Smith G T, Lu Y, Zakon H H
Section of Neurobiology, School of Biological Sciences, University of Texas, Austin 78712, USA.
J Comp Neurol. 2000 Jul 31;423(3):427-39.
Gymnotiform weakly electric fish produce electric organ discharges (EODs) that function in electrolocation and communication. The command signal for the EOD is produced by the medullary pacemaker nucleus, which contains two well-characterized neuron types: pacemaker cells and relay cells. In this study, we characterized a third neuron type in the pacemaker nucleus. These neurons, which we have named parvocells, were smaller (7-15 microm in diameter) than relay and pacemaker cells. The parvocells were labeled with an antibody against the neuronal calcium-binding protein, parvalbumin, and were not labeled with several glial-specific antibodies. Parvocells had one to three fine processes that often terminated at the periphery of relay and pacemaker cell bodies. The parvalbumin-positive terminals of the parvocells colocalized with immunoreactivity for SV-2, suggesting that the parvocells form chemical synapses on the relay and pacemaker cells. Parvalbumin-positive neurons are frequently gamma-aminobutyric acid (GABA)ergic or glycinergic, and the cytoplasm of the parvocell somata was immunoreactive with a glycine antibody. Antibodies against glycine receptors and gephyrin, however, did not label any cells in the pacemaker nucleus, suggesting that the pacemaker nucleus does not contain glycine or GABA((A)) receptors. Electron microscopy revealed gap junctions between the membranes of parvocells and adjacent terminal-like structures. Furthermore, neurobiotin injected into individual pacemaker or relay cells labeled parvocells as well as other pacemaker and relay cells, demonstrating that the parvocells are dye-coupled to the other neuron types in the pacemaker nucleus. These findings indicate that the parvocells are histochemically distinct from relay and pacemaker cells and that they receive electrotonic inputs from and make chemical synapses back onto pacemaker and relay cells. Further study is needed to investigate the function of these neurons in regulating the EOD.

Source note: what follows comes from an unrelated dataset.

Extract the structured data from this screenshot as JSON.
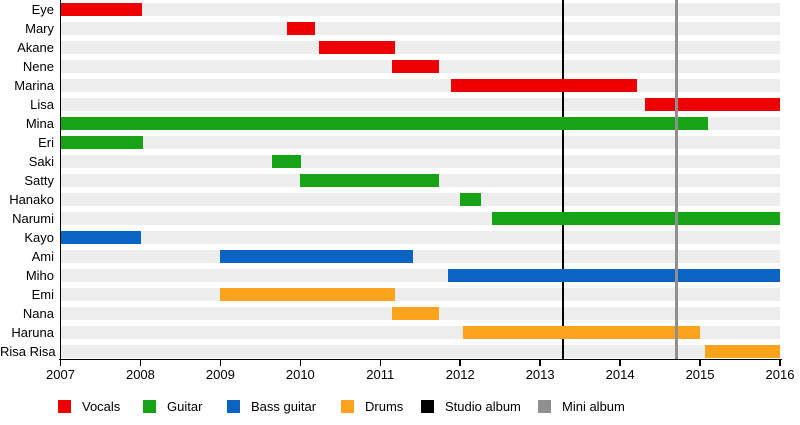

裸背电鳗目弱电鱼产生用于电定位和通信的电器官放电(EODs)。EOD的指令信号由延髓起搏器核产生,该核包含两种特征明确的神经元类型:起搏器细胞和中继细胞。在本研究中,我们对起搏器核中的第三种神经元类型进行了特征描述。我们将这些神经元命名为小细胞,它们比中继细胞和起搏器细胞小(直径7 - 15微米)。小细胞用抗神经元钙结合蛋白小白蛋白的抗体标记,而未用几种胶质细胞特异性抗体标记。小细胞有一到三个细小突起,这些突起常常终止于中继细胞和起搏器细胞体的周边。小细胞的小白蛋白阳性终末与SV - 2的免疫反应性共定位,表明小细胞在中继细胞和起搏器细胞上形成化学突触。小白蛋白阳性神经元通常是γ-氨基丁酸(GABA)能或甘氨酸能的,小细胞胞体的细胞质与甘氨酸抗体发生免疫反应。然而,抗甘氨酸受体和gephyrin的抗体未标记起搏器核中的任何细胞,这表明起搏器核中不含有甘氨酸或GABA(A)受体。电子显微镜显示小细胞的膜与相邻的终末样结构之间存在缝隙连接。此外,注入单个起搏器或中继细胞的神经生物素标记了小细胞以及其他起搏器和中继细胞,表明小细胞与起搏器核中的其他神经元类型存在染料偶联。这些发现表明,小细胞在组织化学上与中继细胞和起搏器细胞不同,它们从起搏器和中继细胞接收电紧张性输入,并向其返回形成化学突触。需要进一步研究来探究这些神经元在调节EOD中的功能。